France’s defeat in World War II (June 1940) weakened the French position in North Africa; Spain took this development as an opportunity to occupy the international zone of Tangier in 1940 (until 1945). After American-British troops landed in Morocco (November 1942), Mohammed V sought support from the USA (meeting with American President F. D. Roosevelt, 1943). In the course of this development, the Moroccan national movement received a strong boost. Allal al-Fassi, who had returned from exile, founded the Parti Istiklal (PI) in 1944, which became the engine of Moroccan resistance against French colonial rule. In 1947, Sultan Mohammed V. the independence of his country. France initially tried to suppress these efforts and in 1953 deported the Sultan to Madagascar. Meanwhile, a “liberation army” was gathering in the mountains. In view of the uprising against French rule that broke out in Algeria in November 1954, France left Mohammed V in October 1955 . return to Morocco and granted independence to French Morocco on March 2, 1956. After Spain had renounced its dominion in Morocco (April 2, 1956), it was united with the former French part. In October 1956 Tangier was also reintegrated into Moroccan territory; the coastal cities of Ceuta and Melilla remained Spanish. On August 14, 1957, the Kingdom of Morocco was proclaimed. The Spanish enclave Ifni did not revert to Morocco until January 1, 1969.

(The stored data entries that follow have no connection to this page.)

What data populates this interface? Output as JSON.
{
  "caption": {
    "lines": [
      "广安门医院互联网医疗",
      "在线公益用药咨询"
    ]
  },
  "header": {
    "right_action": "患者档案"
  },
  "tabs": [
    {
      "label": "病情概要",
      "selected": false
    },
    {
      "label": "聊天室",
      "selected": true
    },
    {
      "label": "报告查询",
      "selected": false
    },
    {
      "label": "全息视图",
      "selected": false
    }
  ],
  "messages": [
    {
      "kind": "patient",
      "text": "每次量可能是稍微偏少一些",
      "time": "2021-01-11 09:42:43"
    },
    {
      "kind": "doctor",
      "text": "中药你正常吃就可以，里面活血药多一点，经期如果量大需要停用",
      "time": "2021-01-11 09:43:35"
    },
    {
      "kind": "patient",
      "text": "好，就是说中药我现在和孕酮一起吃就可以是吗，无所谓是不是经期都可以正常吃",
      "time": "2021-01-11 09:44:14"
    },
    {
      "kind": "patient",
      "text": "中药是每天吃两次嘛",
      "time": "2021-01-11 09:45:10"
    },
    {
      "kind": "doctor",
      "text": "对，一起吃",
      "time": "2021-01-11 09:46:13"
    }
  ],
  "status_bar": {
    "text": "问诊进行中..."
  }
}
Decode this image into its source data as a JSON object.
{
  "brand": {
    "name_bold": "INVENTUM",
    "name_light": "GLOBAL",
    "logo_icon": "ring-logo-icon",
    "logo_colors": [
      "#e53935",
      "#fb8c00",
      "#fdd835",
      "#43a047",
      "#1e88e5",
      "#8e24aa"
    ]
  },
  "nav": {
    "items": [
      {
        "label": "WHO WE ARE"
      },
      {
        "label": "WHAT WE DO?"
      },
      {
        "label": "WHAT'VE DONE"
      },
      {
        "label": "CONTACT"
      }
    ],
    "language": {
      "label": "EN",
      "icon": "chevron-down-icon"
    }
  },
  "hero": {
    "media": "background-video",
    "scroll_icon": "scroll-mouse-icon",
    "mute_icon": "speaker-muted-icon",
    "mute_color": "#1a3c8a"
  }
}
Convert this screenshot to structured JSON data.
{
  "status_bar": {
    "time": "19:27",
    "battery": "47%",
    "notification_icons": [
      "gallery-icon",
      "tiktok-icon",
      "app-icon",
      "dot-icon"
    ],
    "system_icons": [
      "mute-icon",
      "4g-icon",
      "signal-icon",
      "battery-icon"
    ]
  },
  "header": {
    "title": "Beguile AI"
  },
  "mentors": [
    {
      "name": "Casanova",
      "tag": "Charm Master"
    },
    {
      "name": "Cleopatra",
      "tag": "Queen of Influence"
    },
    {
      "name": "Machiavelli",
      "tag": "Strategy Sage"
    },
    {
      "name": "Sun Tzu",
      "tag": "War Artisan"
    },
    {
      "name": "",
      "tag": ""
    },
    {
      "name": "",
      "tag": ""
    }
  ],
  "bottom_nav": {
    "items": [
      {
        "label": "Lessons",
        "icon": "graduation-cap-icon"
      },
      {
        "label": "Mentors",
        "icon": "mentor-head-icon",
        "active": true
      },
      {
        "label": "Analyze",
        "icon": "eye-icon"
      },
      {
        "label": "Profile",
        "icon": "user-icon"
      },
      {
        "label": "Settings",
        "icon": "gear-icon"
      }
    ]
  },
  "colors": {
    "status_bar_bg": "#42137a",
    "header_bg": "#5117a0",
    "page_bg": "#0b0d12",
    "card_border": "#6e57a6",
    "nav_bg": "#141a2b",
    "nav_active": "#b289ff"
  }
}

Coup attempts against the king

After the death of Mohammed V, who had assumed the title of king in 1957, his son Hasan II ascended the throne in 1961. Since the state’s independence, internal tensions have grown between the conservative forces at the royal court, the mountain population and the affluent bourgeoisie on the one hand, and the bourgeois left and the trade unions (Union Marocaine du Travail, abbreviation UMT) on the other. As early as 1959, under the leadership of al-Mehdi Ben Barka, the left-wing Union Nationale des Forces Populaires (UNFP, German National Union of People’s Forces) split off from the PI. In the years that followed, the PI itself kept a critical distance from Hasan II. Supported by forces devoted to him (Front pour la Défense des Institutions Constitutionnelles, FDIC; German Front for the Defense of the Constitutional Institutions) he pursued an authoritarian course (several times Prime Minister himself in the 1960s). In 1963 he had UNFP leaders arrested and sentenced. After unrest (March 1965) the government declared a state of emergency in June 1965 and at the same time took over the legislative power; the parliament elected in 1963 was dissolved. The constitutional reform of 1972 strengthened the king’s power. A land reform and the nationalization of foreign property (1973/74) were intended to reduce social tensions. An attempted coup failed in 1971, and an assassination attempt on the king in 1972.